Las aguas del Lago de Maracaibo se han convertido «por los años de los años» en fuente de trabajo para las personas que se dedican a la pesca artesanal  y en las costas de Cabimas se puede observar a un importante número de hombres dedicados a esta actividad que reclaman mayor atención oficial.

El pasado 14 de marzo se celebró el día nacional del pescador, sin embargo, en esta localidad los trabajadores de la pesca se sienten desprotegidos y sin ningún tipo de incentivos que le permitan mejorar sus condiciones de vida.

Al realizar un recorrido por el área del Bulevar Costanero, se pudo observar cómo lo pescadores siguen batallando con los efectos contaminantes de los derrames de petróleo, que dañan sus herramientas de trabajo, y resulta difícil de sustituir por los costos de las mismas, según lo indicado por Silvestre Vega, con 30 años dedicado a esta actividad, lo cual le ha permitido modestamente levantar a su familia.

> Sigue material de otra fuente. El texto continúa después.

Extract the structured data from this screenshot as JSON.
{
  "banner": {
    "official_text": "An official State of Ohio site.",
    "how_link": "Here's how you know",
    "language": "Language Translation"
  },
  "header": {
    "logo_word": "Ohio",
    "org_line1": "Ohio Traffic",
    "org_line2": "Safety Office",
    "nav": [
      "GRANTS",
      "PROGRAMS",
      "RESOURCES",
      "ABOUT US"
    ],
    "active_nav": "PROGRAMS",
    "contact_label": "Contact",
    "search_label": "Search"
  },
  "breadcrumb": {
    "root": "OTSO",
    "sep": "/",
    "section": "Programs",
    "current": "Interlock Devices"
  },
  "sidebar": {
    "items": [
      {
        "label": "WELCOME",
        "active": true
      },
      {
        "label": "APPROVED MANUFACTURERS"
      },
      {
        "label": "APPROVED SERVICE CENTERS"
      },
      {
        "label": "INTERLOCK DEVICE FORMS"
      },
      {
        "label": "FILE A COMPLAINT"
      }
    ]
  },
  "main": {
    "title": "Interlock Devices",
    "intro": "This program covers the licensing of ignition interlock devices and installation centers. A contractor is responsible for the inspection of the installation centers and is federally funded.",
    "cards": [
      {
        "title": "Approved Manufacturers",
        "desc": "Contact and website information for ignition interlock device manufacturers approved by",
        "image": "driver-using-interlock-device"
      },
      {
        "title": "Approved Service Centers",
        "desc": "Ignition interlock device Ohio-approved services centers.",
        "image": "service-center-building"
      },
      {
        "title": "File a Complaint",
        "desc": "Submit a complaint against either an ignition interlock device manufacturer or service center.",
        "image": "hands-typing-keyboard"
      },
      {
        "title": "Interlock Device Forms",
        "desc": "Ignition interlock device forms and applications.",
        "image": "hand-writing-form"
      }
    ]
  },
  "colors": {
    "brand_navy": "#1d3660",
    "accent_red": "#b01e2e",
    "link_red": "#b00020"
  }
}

Vega indicó que trabaja de manera independiente, pero que al igual que un importante número de pescadores de Cabimas requieren de ayuda técnica, sociales, económicas y que les permitan a todos agruparse en una asociación para buscar beneficios para todos llevando sus quejas e inquietudes a las instancias gubernamentales correspondientes.

Gregory Finol es otro pescador con 3 años en esta actividad que tiene sus altas y bajas y mucho riesgos, sobre todo cuando son víctimas de los “piratas del lago” que forman parte de la delincuencia en estas aguas que han cobrado muchas vidas, por lo que es necesario mayo patrullaje lacustre.

Otras de las peticiones que realizan los pescadores es poder contar con el suministro de combustible que les permita encender sus motores y poder realizar esta actividad sin ningún tipo de inconvenientes.